Hospital: Complejo Hospitalario Ciudad de Jaén
Nº: C2021-481
Aut@r o Autores: Carmen Martinez Huertas, Alberto Hermoso Torres, Antonio García Sanchez. Marta Herruzo Rivas, Sara Sanchez Talavera.
Presentación
Presentamos el caso de un paciente varón de 41 años sin antecedentes de interés, con dolor dorsal de 8 meses de evolución rebelde a tratamiento con varias radiografías normales de columna dorsolumbar, que acude a urgencias por debilidad en miembros inferiores de reciente aparición. A la exploración se constató una disminución de fuerza de ambos miembros inferiores. La analítica mostró únicamente una PCR de 10mg/dl. Ante la clínica neurológica con sospecha de compresión medular se realizó RM urgente que mostró importante edema de los cuerpos vertebrales de D2, D3 y D4 con hiperintensidad en STIR del disco D3-D4 y abscesos paraespinales y en espacio epidural que comprimía cordón medular, sugerentes de espondilodiscitis D3-D4 de probable origen tuberculoso. Se intervino quirúrgicamente con laminectomía descompresiva y evacuación y desbridamiento de las colecciones. El estudio delas muestras obtenidas confirmó el diagnóstico de sospecha de espondilodiscitis tuberculosa y se pautó posteriormente tratamiento con Isoniazida, rifampicina y pirazinamida siendo la evolución clínica satisfactoria.
Discusión
La tuberculosis espinal ocurre en menos del 1% de las infecciones por TBC. Su presentación clínica es inespecífica, e insidiosa con dolor espinal de larga evolución, ausencia de fiebre en la mayoría de los casos y VSG normal, lo cual junto con su progresión lenta conllevan un importante retraso diagnóstico y terapeútico, lo que condiciona que los déficits neurológicos y la deformidad espinal sean más frecuente que con otras espondilodiscitis.
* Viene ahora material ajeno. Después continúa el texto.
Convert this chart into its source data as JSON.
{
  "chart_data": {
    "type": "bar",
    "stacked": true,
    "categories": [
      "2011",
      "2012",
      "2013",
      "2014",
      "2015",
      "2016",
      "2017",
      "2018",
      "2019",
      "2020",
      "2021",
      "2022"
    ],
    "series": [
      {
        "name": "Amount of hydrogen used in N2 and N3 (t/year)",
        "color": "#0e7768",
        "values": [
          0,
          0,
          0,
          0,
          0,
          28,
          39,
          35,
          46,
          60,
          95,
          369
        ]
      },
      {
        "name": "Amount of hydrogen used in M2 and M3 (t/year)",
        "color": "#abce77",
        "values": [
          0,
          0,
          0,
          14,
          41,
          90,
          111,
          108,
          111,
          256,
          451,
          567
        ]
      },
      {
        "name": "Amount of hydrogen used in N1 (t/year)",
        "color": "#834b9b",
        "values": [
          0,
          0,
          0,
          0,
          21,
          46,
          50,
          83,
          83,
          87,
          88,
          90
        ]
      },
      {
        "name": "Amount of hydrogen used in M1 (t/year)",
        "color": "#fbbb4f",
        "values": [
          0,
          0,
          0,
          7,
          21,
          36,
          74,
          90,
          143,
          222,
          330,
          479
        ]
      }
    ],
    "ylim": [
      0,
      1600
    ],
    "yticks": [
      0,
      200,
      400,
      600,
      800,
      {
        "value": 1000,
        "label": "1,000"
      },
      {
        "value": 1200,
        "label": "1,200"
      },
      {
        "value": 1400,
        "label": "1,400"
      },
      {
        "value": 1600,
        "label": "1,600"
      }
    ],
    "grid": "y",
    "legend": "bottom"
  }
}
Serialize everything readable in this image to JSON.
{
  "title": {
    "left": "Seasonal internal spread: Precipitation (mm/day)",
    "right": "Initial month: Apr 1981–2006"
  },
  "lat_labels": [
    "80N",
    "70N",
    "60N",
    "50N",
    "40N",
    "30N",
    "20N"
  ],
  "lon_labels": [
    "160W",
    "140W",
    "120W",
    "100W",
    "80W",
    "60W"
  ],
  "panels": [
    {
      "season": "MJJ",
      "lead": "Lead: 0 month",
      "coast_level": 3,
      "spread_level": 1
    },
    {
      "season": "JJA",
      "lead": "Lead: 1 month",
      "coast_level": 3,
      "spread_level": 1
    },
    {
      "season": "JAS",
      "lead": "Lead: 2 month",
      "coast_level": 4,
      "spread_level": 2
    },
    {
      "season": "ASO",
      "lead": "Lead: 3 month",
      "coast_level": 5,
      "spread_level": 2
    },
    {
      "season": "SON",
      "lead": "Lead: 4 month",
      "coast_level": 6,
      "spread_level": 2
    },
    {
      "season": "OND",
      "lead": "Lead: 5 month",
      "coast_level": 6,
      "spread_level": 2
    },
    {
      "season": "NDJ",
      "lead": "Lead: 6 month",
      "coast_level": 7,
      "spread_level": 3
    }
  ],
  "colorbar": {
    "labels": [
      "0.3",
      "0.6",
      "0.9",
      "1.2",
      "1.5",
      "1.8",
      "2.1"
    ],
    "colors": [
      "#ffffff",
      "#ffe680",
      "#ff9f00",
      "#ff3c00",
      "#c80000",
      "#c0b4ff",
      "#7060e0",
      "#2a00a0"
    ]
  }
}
Es más frecuente en cuerpos dorsales bajos seguidos de charnela dorsolumbar y se debe a una diseminación hematógena a través del plexo venoso de Batson. La infección normalmente comienza en la región anterior del cuerpo vertebral junto a la plataforma vertebral de donde disemina al disco adyacente y de ahí a otro cuerpo vertebral, siendo frecuente la afectación de varios cuerpos. Raramente afecta a elementos posteriores. No es infrecuente la diseminación a tejidos paraespinales resultando en la formación de abscesos de pott. Hallazgos radiológicos a favor del diagnóstico son la afectación de uno o más segmentos vertebrales, retraso en la destrucción del disco intervertebral, presencia masa calcificada paravertebral y ausencia de esclerosis de las plataformas vertebrales. Los principales diagnósticos diferenciales incluyen metástasis, infecciones piógenas de bajo grado, infecciones fúngicas y sarcoidosis. El tratamiento inicial se basa en cuatro fármacos (isoniazida, rifampicina, pirazinamida y etambutol) durante 2 meses, seguidos de 7-10 meses con isoniazida y rifampicina y estabilización del segmento afecto con inmovilización en casos de dolor sin riesgo de inestabilidad. En caso de déficits neurológicos, inestabildiad, cifosis, lesiones compresivas en el canal, sepsis o fallo del tratamiento médico estaría indicado el tratamiento quirúrgico para descomprimir y estabilizar el canal medular, desbridar los tejidos infectados, los abscesos paravertebrales y epidurales, y tomar muestras para su estudio histológico y microbiológico.
Conclusión
La clínica insidiosa de la espondilodiscitis tuberculosa hace frecuente que el diagnóstico sea tardío siendo más frecuentes los déficits neurológicos y deformidades que en otro tipo de espondilodiscitis, de ahí la importancia de un diagnóstico precoz. Debe sospecharse en caso de importante afectación de tejidos paraespinales con formación de abscesos, cuando existan varios segmentos vertebrales afectos, masas calcificadas paravertebrales o conservación de la altura discal.